Transcatheter Mitral Valve Repair System Implantation In Patients With Acute Severe Mitral Valve Regurgitation And Cardiogenic Shock
Cinthia Orlov1, Oleg Orlov1, Vishal Shah1, Scott Goldman1, Eric Gnall1, Katie Hawthorne1, William Gray1, Roberto Rodriguez1, Sandra Abramson1, Konstadinos Plestis2.
1Lankenau Medical Center, Wynnewood, PA, USA, 2Lankenau Medical Center, Philadelphia, PA, USA.

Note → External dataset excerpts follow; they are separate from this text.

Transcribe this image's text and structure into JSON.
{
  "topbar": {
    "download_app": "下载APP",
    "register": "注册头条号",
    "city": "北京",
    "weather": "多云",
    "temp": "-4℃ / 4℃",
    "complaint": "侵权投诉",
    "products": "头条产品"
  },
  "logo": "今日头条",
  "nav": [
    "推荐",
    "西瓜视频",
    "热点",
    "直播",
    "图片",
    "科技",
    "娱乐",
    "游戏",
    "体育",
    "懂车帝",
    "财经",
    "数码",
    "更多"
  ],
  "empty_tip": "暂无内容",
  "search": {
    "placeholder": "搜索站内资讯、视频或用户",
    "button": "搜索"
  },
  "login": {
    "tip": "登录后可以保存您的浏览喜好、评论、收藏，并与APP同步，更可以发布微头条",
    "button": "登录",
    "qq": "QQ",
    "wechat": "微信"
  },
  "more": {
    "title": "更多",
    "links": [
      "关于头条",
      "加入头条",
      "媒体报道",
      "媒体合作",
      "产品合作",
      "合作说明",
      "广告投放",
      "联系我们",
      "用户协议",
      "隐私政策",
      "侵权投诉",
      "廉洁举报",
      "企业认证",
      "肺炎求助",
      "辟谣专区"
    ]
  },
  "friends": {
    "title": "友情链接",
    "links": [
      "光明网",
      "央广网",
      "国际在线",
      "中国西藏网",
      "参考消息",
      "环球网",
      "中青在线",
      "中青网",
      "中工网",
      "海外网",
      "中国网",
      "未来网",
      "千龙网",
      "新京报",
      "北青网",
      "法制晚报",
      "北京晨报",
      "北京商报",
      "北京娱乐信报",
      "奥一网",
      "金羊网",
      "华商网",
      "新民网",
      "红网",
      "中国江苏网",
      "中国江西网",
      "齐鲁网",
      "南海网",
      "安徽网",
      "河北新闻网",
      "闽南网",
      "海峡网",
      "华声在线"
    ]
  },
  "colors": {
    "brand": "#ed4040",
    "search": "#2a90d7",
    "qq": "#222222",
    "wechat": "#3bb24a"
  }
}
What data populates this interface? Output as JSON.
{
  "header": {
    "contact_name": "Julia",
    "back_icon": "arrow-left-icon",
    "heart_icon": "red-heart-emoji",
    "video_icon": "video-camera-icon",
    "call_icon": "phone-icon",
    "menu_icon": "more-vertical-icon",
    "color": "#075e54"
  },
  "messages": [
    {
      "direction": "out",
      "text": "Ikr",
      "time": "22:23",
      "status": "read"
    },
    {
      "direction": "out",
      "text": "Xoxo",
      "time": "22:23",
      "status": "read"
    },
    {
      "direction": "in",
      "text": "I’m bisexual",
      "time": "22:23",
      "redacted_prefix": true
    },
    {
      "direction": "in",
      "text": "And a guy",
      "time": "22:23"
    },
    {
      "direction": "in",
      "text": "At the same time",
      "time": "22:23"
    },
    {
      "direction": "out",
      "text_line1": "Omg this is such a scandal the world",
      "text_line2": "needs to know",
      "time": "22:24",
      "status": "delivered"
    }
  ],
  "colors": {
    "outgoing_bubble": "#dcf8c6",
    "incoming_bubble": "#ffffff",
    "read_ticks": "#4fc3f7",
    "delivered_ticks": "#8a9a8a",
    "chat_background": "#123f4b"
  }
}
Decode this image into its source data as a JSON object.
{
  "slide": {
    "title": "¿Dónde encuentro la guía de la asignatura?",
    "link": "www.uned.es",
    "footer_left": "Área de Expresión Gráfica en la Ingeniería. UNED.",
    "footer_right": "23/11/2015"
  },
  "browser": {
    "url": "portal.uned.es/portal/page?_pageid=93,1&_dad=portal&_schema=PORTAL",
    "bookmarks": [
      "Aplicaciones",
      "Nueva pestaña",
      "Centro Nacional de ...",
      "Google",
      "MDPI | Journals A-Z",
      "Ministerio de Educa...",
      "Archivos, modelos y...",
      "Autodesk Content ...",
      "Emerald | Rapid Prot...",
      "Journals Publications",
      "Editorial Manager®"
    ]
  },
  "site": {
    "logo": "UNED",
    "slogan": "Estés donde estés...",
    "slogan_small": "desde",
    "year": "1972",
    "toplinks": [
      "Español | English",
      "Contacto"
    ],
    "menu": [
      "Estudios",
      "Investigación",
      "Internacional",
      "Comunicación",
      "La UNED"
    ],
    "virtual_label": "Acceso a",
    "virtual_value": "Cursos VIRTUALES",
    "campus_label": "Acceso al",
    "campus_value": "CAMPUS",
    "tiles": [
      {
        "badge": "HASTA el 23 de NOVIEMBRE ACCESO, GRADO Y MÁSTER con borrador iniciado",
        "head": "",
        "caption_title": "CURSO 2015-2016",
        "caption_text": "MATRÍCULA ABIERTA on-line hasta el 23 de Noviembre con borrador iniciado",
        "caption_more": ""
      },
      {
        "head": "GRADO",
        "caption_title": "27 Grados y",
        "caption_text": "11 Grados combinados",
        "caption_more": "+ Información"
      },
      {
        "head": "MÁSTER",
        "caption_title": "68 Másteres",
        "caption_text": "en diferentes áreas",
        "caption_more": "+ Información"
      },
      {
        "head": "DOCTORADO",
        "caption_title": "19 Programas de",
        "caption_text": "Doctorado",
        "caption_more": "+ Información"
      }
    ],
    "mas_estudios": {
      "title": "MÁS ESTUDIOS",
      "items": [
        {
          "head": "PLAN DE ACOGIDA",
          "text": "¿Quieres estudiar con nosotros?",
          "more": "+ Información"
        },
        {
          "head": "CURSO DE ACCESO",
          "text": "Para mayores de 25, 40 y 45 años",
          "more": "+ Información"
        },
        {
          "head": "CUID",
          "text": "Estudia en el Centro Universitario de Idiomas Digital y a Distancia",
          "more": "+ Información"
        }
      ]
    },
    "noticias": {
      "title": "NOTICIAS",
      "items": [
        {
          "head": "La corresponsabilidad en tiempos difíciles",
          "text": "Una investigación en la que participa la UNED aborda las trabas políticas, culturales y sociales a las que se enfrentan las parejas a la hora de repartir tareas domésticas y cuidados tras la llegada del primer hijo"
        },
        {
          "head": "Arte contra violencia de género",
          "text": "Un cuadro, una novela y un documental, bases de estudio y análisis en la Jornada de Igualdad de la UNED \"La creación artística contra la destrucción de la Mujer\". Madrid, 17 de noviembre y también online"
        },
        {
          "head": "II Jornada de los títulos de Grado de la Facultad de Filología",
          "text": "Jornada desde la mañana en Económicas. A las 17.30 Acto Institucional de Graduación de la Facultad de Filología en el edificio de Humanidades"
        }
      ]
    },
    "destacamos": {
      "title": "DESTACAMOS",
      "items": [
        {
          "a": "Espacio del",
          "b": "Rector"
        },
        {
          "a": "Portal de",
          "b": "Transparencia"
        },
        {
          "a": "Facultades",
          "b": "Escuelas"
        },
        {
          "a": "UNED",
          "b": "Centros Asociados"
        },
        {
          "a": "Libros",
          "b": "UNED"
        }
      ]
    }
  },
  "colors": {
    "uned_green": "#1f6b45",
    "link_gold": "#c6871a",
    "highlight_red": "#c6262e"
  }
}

Objectives: Patients with acute mitral valve regurgitation (MR) presenting with cardiogenic shock have a high risk of mortality. Preoperative stabilization may improve overall patient survival. The purpose of this study is to evaluate the application of the transcatheter mitral valve repair system in patients with acute severe MR and cardiogenic shock. Methods: From 2014 to 2018, 6 patients underwent MitraClip placement for acute MR and cardiogenic shock. The median age was 83 years (range 73-89). Five patients (83%) were female. Three patients (50%) had a prior myocardial infarction. Five patients (83%) had severe and 1 patient (17%) had moderate MR prior to MitraClip implantation. Three patients (50%) had ejection fraction below 40% (median 42%, range 28%-65%). Results: Four patients required preoperative left ventricular assist device placement to support their left ventricular function. Transcatheter mitral valve repair system was implanted at a median 6.5 days (range 0-17 days) from admission. Post-procedure, 4 patients (66%) had mild MR and 2 (44%) patients had moderate MR. The median duration of ventilatory support was 3.3 days (0-35.8 days). Thirty-day mortality was 33% (2 patients). One patient had mitral valve replacement 6 months after MitraClip implantation for severe recurrent MR. Conclusion: The transcatheter mitral valve repair system may decrease mortality in critically ill patients presenting with acute mitral regurgitation and cardiogenic shock and avoids emergency surgery owing to successful acute stabilization.